Dealership inventories are well below normal for both new and used vehicles and it’s likely to be another year before it has some semblance of usual business, give, or take. Prices are at record highs and the customers visiting the dealership online and in person are arguably the highest-intent purchasers the auto retail industry has ever seen.
For salespeople, it’s become one of the best scenarios to close a sale: shoppers who come ready to buy, negotiation is almost non-existent, buyers jumping at unheard-of trade-in prices, and new cars selling well over retail without a problem. Although they may have fewer units to sell, each one is turning over quickly. In some cases, salespeople can just jump to the paperwork rather than go through the prescribed steps. It’s a recipe for success among salespeople and the dealership’s bottom line.
There’s a problem brewing that could rear its ugly head when the market settles back down. Once the supply exceeds demand once again, salespeople will need to go back to the standard methods of vehicle selling they have been hammered with since they were hired. Are they truly successful salespeople and product advisors, or are they just efficient order-takers?
While the industry has a lull in vehicle production and dealerships aren’t quite as busy as usual, it’s the right time to teach and practice the sales process that’s tried and true. Expect to be met with some opposition during these times when sales are easy, but your sales team will be healthier for it.
Audit your sales process
As a manager, it’s as good a time as any to review the process your dealership uses and determine if there are areas that need to be streamlined. The SWOT analysis method works well here – strengths, weaknesses, opportunities, threats – to discover anything you need to change. Ensure you have the integrated technology in your CRM to eliminate redundancies and frustrations that can arise with both the customers and the salesperson during the process and look to stay on the leading edge.

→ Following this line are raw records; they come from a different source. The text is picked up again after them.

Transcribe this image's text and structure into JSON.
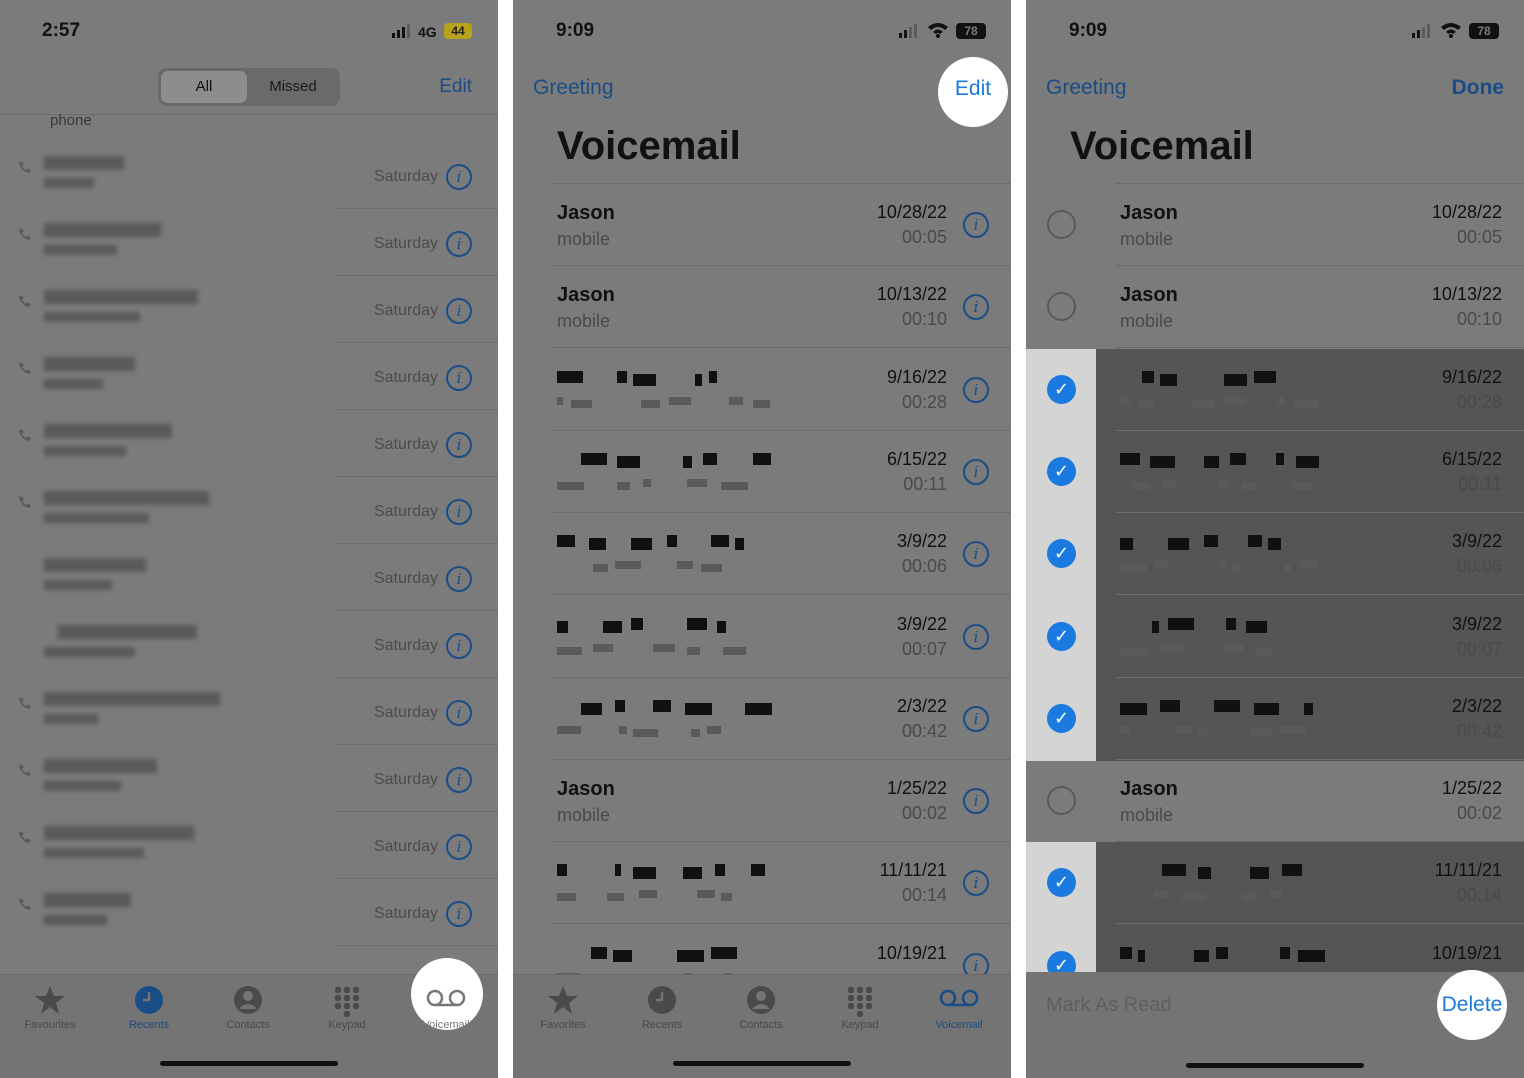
{
  "panel1": {
    "status": {
      "time": "2:57",
      "network": "4G",
      "battery": "44"
    },
    "segments": [
      "All",
      "Missed"
    ],
    "edit_label": "Edit",
    "partial_label": "phone",
    "row_dates": [
      "Saturday",
      "Saturday",
      "Saturday",
      "Saturday",
      "Saturday",
      "Saturday",
      "Saturday",
      "Saturday",
      "Saturday",
      "Saturday",
      "Saturday",
      "Saturday"
    ],
    "tabs": [
      "Favourites",
      "Recents",
      "Contacts",
      "Keypad",
      "Voicemail"
    ]
  },
  "panel2": {
    "status": {
      "time": "9:09",
      "battery": "78"
    },
    "greeting_label": "Greeting",
    "edit_label": "Edit",
    "title": "Voicemail",
    "rows": [
      {
        "name": "Jason",
        "sub": "mobile",
        "date": "10/28/22",
        "duration": "00:05"
      },
      {
        "name": "Jason",
        "sub": "mobile",
        "date": "10/13/22",
        "duration": "00:10"
      },
      {
        "name": "",
        "sub": "",
        "date": "9/16/22",
        "duration": "00:28"
      },
      {
        "name": "",
        "sub": "",
        "date": "6/15/22",
        "duration": "00:11"
      },
      {
        "name": "",
        "sub": "",
        "date": "3/9/22",
        "duration": "00:06"
      },
      {
        "name": "",
        "sub": "",
        "date": "3/9/22",
        "duration": "00:07"
      },
      {
        "name": "",
        "sub": "",
        "date": "2/3/22",
        "duration": "00:42"
      },
      {
        "name": "Jason",
        "sub": "mobile",
        "date": "1/25/22",
        "duration": "00:02"
      },
      {
        "name": "",
        "sub": "",
        "date": "11/11/21",
        "duration": "00:14"
      },
      {
        "name": "",
        "sub": "",
        "date": "10/19/21",
        "duration": ""
      }
    ],
    "tabs": [
      "Favorites",
      "Recents",
      "Contacts",
      "Keypad",
      "Voicemail"
    ]
  },
  "panel3": {
    "status": {
      "time": "9:09",
      "battery": "78"
    },
    "greeting_label": "Greeting",
    "done_label": "Done",
    "title": "Voicemail",
    "rows": [
      {
        "name": "Jason",
        "sub": "mobile",
        "date": "10/28/22",
        "duration": "00:05",
        "selected": false
      },
      {
        "name": "Jason",
        "sub": "mobile",
        "date": "10/13/22",
        "duration": "00:10",
        "selected": false
      },
      {
        "name": "",
        "sub": "",
        "date": "9/16/22",
        "duration": "00:28",
        "selected": true
      },
      {
        "name": "",
        "sub": "",
        "date": "6/15/22",
        "duration": "00:11",
        "selected": true
      },
      {
        "name": "",
        "sub": "",
        "date": "3/9/22",
        "duration": "00:06",
        "selected": true
      },
      {
        "name": "",
        "sub": "",
        "date": "3/9/22",
        "duration": "00:07",
        "selected": true
      },
      {
        "name": "",
        "sub": "",
        "date": "2/3/22",
        "duration": "00:42",
        "selected": true
      },
      {
        "name": "Jason",
        "sub": "mobile",
        "date": "1/25/22",
        "duration": "00:02",
        "selected": false
      },
      {
        "name": "",
        "sub": "",
        "date": "11/11/21",
        "duration": "00:14",
        "selected": true
      },
      {
        "name": "",
        "sub": "",
        "date": "10/19/21",
        "duration": "",
        "selected": true
      }
    ],
    "mark_as_read_label": "Mark As Read",
    "delete_label": "Delete"
  },
  "colors": {
    "accent": "#1a7ae0",
    "accent_dim": "#1a4d86",
    "overlay_bg": "#7b7b7b",
    "highlight": "#ffffff"
  }
}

No shortcuts in onboarding
Gone are the days when a new hire meets customers on their first day. Onboarding a salesperson should set them up for success by teaching them the processes of a sale before they ever hit the floor, answer phones, or respond to online leads.
Employ an onboarding process that emphasizes the dealership’s values in how customers are engaged, the correct steps to go about the sale, and any certifications necessary to participate as part of the sales team. Every new hire should go through the process you set out, and it’s a good idea to refresh current employees too.
Learn the product
Another more relevant name for a salesperson is ‘product expert’ or a variation on that term. Each one should know the vehicles thoroughly – not just the specs but the real-world implications and how to use the features. It’s a fundamental part of the sales process that the salesperson can demonstrate the product effectively.

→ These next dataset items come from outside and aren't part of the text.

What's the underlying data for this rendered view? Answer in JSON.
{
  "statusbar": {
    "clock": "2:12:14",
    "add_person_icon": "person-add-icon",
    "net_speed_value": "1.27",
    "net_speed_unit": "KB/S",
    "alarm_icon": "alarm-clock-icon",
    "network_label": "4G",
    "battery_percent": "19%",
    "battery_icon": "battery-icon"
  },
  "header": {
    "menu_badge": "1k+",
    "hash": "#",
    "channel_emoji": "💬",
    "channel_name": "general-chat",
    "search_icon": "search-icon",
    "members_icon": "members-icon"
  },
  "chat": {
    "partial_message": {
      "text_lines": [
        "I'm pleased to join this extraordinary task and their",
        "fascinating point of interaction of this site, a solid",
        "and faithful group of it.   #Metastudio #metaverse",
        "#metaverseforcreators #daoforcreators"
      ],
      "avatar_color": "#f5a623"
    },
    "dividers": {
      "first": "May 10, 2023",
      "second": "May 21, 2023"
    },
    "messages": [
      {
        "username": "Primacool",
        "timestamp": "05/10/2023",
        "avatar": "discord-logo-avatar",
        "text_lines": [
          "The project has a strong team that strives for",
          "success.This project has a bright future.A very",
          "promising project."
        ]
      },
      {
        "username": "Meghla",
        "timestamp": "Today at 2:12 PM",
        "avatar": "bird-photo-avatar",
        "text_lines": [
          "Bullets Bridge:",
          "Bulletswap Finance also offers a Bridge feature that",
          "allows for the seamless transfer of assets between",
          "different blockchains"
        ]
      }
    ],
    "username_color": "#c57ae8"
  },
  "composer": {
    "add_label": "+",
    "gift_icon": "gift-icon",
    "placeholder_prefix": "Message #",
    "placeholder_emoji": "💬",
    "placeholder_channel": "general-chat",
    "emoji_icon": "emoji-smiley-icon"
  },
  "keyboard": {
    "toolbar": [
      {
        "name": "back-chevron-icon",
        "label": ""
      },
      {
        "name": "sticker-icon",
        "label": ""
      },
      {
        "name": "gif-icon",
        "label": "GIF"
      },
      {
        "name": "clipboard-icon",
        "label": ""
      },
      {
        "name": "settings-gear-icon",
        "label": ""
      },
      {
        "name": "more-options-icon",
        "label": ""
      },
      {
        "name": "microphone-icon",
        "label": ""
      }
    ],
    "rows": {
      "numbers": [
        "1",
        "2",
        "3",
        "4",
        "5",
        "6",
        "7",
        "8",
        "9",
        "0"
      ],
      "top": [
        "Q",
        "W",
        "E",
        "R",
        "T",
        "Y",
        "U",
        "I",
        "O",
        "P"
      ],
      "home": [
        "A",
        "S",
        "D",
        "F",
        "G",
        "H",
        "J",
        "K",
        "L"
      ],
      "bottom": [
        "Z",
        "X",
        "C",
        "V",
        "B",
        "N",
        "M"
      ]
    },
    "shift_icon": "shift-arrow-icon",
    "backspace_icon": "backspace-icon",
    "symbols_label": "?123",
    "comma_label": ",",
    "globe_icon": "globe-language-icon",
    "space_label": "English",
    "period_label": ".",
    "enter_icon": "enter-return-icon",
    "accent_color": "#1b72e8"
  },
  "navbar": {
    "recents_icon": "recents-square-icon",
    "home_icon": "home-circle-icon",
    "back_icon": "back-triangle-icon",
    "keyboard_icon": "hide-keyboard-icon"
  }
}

At the car dealership, the product is much more than just the vehicle. Salespeople should be competent in explaining the store’s benefits as well as how to contact service, parts, or the collision center.

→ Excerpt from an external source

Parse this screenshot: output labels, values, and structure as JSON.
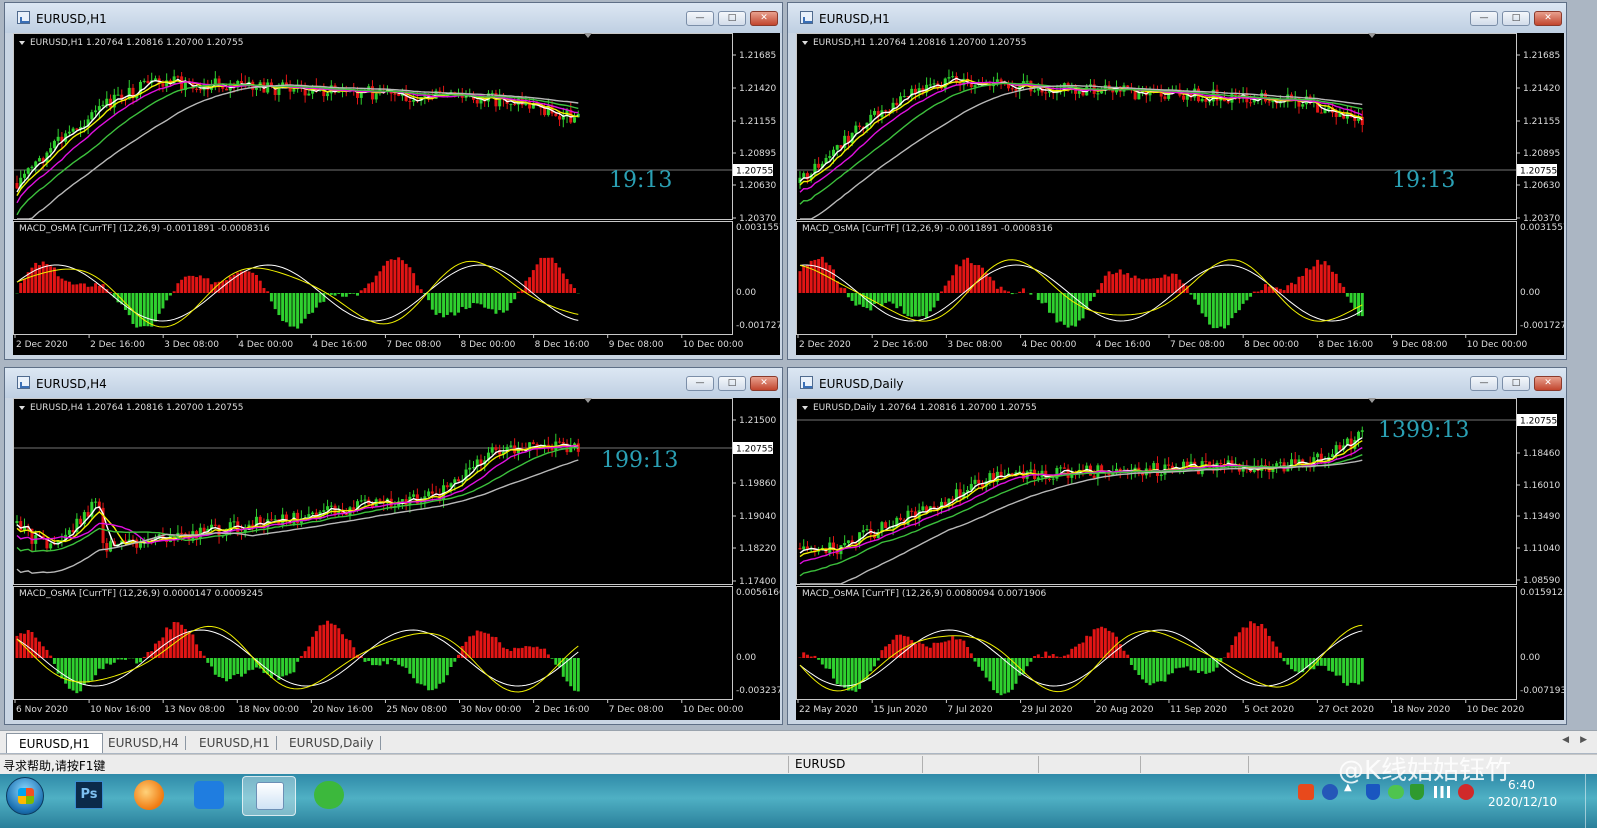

It’s everyone’s favorite: role-playing. Though it’s nerve-wracking and seems pointless at the time, practicing the dealership’s proven methods with the team not only ensures that every salesperson knows the right way of going through the process, but they’re able to put it into practice.
However, make it feel more natural by completing this training element in smaller groups – three or four people – so that competent but less confident team members aren’t flustered by it.
Correct bad behavior
Like any sales position, saving time by cutting corners is a constant temptation. It’s true for new hires as much as it is for experienced staff. In some cases, it’s harmless and doesn’t affect the outcome while in other situations will result in a lost sale or upset customer.
Cutting corners or ignoring the process can be willful or absent-minded and should be treated accordingly. There’s no room to tolerate someone who won’t abide by the process, and harsh correction is warranted whether they’re a longtime staff member or brand new. For those who understand the error and are willing to work on doing better, it simply proves the importance of sales process training in the first place.